La regola del bianco

aprile 15, 2016

Il colore bianco è l’unica regola non dichiarata da Caroline Bourgeois, la curatrice di Accrochage, la nuova mostra che si aprirà domenica 17 aprile a Venezia negli spazi di Punta della Dogana. Anche se non detta, è impossibile non rendersene conto in quel reiterarsi di biancore, con piglio ossessivo, che accomuna i 29 artisti e le loro 70 opere.
E le regole dichiarate? Primo: «Nessun’opera è mai stata esposta prima e due terzi degli artisti è la prima volta che si presenta al pubblico, da quando sono entrati nella Collezione Pinault». Secondo, spiega sempre Bourgeois: «Ho scelto gesti e pensieri minimali. Tutti sono accumunati da una semplicità e un’apertura che dilatano lo spazio».
Il bianco, così, è diventata una scelta quasi obbligata. E’ il bianco come sa presentarsi quando si appella al vuoto o al fallimento. E’ l’impalpabile, che (si sa) è pur sempre una presenza. Per questo, di tela in tela, c’è qualcosa di fantasmatico che accompagna il visitatore. Fin dall’ingresso, dove compare un cappotto marmoreo come se fosse indossato da qualcuno che non si vede: è firmato da Guillaume Leblon il Manteau de Alberto, dove Alberto sta per Giacometti, e il cappotto è quello immortalato da Henri Cartier-Bresson, mentre il grande scultore cercava di ripararsi dalla pioggia. «Nessuno come Giacometti ha mai scavato e tolto tanto nelle sue opere per dare valore alle cose», sottolinea la curatrice.
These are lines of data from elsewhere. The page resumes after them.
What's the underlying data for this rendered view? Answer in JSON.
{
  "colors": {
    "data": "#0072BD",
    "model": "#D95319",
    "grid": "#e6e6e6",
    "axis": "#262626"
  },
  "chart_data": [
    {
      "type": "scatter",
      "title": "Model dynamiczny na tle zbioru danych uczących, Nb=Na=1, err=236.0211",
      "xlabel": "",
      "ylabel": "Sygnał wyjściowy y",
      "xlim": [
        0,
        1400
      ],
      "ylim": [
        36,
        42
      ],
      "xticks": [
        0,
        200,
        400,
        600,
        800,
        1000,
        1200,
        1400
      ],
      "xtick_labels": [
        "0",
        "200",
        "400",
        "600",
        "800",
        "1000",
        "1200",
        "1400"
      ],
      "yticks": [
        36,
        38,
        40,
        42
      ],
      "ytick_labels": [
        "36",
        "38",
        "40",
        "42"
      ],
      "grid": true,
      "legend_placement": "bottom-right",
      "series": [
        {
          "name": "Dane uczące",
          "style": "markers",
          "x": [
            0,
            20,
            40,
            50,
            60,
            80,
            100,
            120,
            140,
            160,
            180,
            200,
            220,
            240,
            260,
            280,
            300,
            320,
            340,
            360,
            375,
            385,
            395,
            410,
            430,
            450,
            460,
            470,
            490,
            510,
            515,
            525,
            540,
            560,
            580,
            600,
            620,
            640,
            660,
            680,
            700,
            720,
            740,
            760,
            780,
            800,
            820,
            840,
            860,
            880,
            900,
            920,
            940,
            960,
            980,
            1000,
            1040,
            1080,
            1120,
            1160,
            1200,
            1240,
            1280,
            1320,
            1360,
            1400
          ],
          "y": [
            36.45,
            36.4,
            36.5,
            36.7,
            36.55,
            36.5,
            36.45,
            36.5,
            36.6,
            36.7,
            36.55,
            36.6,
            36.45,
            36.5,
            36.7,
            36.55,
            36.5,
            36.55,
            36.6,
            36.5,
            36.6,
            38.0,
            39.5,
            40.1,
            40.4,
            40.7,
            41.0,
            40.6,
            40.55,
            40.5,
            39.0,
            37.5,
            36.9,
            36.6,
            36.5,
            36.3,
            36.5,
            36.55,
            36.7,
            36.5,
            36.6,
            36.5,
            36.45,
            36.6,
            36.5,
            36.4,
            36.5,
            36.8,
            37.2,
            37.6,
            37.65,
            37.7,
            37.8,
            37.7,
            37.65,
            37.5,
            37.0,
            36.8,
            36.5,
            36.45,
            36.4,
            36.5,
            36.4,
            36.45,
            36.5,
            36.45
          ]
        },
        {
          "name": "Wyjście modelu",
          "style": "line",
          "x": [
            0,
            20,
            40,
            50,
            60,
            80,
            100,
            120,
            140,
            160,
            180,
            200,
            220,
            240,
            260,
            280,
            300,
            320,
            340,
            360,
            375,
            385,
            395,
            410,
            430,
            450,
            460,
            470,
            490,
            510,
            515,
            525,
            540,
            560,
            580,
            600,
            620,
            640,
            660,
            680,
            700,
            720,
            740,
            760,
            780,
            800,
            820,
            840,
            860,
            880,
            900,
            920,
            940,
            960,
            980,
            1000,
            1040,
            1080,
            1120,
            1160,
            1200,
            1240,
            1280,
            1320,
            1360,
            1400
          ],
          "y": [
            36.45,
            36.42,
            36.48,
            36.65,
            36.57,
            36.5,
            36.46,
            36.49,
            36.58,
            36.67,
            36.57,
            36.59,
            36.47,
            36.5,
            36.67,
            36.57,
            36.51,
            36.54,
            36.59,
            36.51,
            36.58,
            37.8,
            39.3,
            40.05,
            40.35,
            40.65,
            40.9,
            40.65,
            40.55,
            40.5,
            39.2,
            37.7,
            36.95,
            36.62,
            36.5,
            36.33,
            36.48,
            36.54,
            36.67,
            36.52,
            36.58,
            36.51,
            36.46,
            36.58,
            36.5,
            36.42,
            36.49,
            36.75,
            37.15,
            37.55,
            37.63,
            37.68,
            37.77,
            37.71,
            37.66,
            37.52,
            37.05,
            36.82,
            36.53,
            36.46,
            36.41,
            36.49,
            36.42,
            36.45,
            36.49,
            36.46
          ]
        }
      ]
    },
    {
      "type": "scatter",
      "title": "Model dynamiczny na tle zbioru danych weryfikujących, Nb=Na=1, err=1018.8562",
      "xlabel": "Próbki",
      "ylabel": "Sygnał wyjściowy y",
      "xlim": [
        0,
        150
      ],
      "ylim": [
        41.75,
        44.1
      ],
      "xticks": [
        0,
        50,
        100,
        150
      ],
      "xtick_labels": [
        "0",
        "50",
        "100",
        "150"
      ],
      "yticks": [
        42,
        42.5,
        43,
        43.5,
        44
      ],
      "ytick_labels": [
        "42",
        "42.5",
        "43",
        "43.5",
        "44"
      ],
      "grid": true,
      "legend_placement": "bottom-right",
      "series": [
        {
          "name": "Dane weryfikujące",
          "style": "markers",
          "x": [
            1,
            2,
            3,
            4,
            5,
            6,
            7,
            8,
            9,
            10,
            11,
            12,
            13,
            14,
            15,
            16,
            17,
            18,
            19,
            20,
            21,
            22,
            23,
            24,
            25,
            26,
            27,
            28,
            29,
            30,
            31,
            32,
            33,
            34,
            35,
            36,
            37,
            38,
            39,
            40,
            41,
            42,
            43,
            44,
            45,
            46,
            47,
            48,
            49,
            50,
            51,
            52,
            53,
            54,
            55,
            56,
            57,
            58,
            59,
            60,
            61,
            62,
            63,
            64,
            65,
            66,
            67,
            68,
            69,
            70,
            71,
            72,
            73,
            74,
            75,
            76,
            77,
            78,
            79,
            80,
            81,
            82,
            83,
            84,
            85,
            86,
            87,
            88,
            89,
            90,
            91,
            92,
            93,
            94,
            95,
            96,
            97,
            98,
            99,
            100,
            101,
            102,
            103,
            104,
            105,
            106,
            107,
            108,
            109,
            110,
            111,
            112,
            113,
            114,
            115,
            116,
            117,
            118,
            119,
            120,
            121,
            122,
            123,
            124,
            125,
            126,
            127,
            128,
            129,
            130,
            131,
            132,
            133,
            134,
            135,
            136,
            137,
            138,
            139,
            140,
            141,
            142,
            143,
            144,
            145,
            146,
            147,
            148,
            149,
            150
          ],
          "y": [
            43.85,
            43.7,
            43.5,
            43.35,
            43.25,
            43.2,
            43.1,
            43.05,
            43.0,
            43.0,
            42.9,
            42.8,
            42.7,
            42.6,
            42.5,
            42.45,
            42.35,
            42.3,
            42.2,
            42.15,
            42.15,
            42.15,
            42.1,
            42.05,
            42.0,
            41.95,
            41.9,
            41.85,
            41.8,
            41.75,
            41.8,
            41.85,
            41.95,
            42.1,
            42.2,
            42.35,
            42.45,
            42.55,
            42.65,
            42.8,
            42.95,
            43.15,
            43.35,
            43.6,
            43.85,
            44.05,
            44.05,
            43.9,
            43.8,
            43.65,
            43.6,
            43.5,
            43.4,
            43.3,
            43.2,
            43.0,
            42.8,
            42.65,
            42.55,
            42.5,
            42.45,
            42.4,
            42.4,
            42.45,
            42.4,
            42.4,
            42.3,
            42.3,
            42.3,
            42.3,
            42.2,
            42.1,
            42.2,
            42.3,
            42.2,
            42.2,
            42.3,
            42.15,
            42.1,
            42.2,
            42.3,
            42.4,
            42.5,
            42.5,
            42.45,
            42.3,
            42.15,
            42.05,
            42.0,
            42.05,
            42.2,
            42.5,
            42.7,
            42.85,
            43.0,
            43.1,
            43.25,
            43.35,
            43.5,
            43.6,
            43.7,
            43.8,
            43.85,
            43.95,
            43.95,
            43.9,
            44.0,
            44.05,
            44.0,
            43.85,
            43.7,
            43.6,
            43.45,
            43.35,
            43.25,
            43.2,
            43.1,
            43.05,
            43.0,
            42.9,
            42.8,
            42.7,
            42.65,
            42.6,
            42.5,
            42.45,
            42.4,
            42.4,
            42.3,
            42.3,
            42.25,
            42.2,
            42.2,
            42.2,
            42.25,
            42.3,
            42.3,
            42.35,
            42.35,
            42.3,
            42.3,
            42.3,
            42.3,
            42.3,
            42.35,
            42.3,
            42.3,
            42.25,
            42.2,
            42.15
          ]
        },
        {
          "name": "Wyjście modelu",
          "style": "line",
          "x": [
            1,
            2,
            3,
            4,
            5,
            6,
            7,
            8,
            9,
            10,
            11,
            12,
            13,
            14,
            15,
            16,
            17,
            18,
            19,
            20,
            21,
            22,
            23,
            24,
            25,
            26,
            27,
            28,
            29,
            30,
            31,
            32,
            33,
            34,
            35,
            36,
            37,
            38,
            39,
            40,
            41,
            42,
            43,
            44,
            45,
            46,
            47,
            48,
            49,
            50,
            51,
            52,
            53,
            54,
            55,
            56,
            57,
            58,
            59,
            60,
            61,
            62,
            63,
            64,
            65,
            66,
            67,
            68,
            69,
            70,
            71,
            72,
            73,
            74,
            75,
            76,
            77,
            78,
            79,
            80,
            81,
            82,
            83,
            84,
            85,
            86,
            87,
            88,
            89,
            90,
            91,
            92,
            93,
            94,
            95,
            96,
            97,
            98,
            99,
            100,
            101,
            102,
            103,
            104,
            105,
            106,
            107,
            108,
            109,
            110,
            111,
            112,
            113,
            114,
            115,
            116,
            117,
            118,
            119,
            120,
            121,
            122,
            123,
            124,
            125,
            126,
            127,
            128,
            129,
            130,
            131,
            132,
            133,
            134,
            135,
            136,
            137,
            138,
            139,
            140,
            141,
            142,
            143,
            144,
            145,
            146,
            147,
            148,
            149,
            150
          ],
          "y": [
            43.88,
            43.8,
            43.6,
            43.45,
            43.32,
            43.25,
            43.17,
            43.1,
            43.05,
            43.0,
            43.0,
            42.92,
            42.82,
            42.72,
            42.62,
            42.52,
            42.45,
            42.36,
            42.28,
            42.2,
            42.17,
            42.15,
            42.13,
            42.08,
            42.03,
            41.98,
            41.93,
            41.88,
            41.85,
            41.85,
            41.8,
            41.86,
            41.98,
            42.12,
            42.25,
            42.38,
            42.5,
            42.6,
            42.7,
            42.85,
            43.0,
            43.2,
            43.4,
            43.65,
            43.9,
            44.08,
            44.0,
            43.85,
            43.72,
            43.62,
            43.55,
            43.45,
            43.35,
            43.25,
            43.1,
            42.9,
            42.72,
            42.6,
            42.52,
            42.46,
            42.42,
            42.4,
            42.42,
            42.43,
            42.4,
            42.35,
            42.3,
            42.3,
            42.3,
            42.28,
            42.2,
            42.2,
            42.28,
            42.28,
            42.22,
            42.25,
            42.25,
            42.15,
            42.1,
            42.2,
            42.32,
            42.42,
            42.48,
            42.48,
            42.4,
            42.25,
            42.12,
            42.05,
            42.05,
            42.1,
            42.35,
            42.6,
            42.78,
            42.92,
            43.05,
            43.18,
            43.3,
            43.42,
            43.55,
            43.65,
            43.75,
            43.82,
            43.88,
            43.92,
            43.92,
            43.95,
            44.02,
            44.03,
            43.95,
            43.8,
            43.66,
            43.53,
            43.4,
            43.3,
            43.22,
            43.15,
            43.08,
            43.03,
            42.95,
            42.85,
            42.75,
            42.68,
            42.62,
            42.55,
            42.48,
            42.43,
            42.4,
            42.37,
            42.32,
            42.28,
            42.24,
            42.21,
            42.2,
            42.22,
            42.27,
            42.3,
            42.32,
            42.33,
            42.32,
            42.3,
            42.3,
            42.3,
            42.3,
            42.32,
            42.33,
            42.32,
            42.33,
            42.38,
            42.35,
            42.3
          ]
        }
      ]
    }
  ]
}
Allora, per materializzare le presenze germinate dal biancore, ci fa trovare un lampadario a gocce che si illumina con l’andirivieni del vociare di uccelli, opera di Cerith Wyn Ewans. Di fronte e alle spalle, due installazioni di Pier Paolo Calzolari: da una parte sei materassi bianchi, spettralmente in verticale con variazioni di lacci; dall’altra una serie di lastre di rame e ferro come pale d’altare.
Il biancore che trasmigra tra le sale non è mai innocente e le tele sono cangianti o pallide, ma sempre tracciate, squadrettate, impiastricciate, rigate. Visto dall’alto, ha tutta l’aria di un giro vorticoso attorno al grande cubo al centro della Dogana, come fosse il baricentro di tutto, là dove Sol LeWitt traccia i suoi monumentali segni geometrici neri per lasciarceli contemplare.
La sensazione di estraniamento si materializza verso la punta dell’edificio dove galleggiano nell’aria i pesci colorati gonfi di elio di Philippe Parreno che installa una piattaforma, illuminata sì ma di quelle sue luci tremule.
Nella stessa sala, per sei settimane, Tino Sehgal (Leone d’oro alla Biennale d’arte 2013) mette in scena una delle sue «situazioni costruite»: una performer (o, meglio, una sua “interprete”) segue una sequenza coreografica e narra, interagendo col pubblico ma con aria asettica, una serie di istruzioni verbali. Un’altra presenza. Il bianco così si fa immateriale, trama solo di gesti e voci. L’oggetto scompare definitivamente, come ci ha abituato l’artista inglese, che vieta persino didascalie, riprese video e fotografiche, cataloghi e spiegazioni. Troppi oggetti-merce e troppe voci-grida già ci sommergono abbastanza, vuole dirci. Meglio scomparire. E riapparire in un altro modo. Il che amplifica ancora di più lo smarrimento messo in piega da questo Accrochage fantasmatico.
Si esce lasciandosi alle spalle un filmato di Pierre Huyghe: una scimmia indossa una maschera bianca e una parrucca da ragazza, si muove in un ristorante abbandonato mimando gesti umani, là dove l’umanità non c’è più. O ha preso altre forme. All’uscita, ritorna il vociare degli uccelli che non ci sono.